Intense emotional episodes and (self)destructive behavior result in a dysfunctional attempt to cope with the overwhelming emotional episodes. Emotion Regulation Therapy focuses on teaching patients how to deal with these emotional outbursts through mindfulness and various skills to regulate and manage their emotions. This therapy is often in a group setting.


Can medication cure BPD?

Although medication cannot cure BPD in itself, it can help with other comorbid disorders such as depression and anxiety, simplifying the overall picture. Medication can be very effective in treating these conditions and their symptoms, but it also has side effects.
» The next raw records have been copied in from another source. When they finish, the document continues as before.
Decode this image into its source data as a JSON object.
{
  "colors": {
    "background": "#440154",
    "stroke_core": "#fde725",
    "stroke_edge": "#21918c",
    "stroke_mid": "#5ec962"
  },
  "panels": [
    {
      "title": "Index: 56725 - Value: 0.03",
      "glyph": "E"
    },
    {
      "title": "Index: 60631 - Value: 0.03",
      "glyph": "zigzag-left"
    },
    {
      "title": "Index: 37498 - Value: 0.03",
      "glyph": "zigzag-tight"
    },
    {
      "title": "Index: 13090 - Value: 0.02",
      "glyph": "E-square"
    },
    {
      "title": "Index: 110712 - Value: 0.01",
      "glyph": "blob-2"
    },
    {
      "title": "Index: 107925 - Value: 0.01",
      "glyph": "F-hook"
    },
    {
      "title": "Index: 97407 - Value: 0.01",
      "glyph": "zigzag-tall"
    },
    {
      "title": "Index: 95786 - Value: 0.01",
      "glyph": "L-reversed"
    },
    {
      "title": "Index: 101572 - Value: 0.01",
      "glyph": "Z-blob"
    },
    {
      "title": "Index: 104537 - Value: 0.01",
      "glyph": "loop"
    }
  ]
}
For this reason, patients suffering from BPD are encouraged to discuss with their doctor the benefits and side effects of medication.


Medications commonly used to treat BPD are antidepressants, antipsychotics, mood stabilizers, and anxiolytics such as benzodiazepines.


Although BPD is not a psychotic disorder, antipsychotics can help lessen paranoia and anxiety.

Self-Care to treat BPD

Even if it does not seem as important as the other therapies, self-care is essential, to say the least. With self-care, we mean a nutritious diet, regular exercise, good sleep habits, and medication (as advised by the prescribing doctor). Also, quality time with friends and family, a fulfilling job, and stress management are all essential. Without self-care, BPD symptoms can intensify.


Recovery and remission from BPD treatment

In BPD, both remission and recovery are possible. The course of the disorder often starts in adolescence, and then the outlook improves with time.


Going into remission means that the person does not qualify for a BPD diagnosis anymore, while recovery suggests that the individual can function well in society for an extended period. This means that the individual can maintain meaningful relationships, hold a job or education, and function in their daily life.


However, even after recovering from BPD, comorbid disorders such as depression, anxiety, and substance abuse can linger. Despite this, research has shown that a full-blown flare-up of BPD is very unlikely to take place after remission.


Finally, a word of encouragement: BPD does not have to be a lifetime sentence. Early intervention, therapy, and a support net are all pillars of recovery. At the end of the day, someone with BPD can fully recover.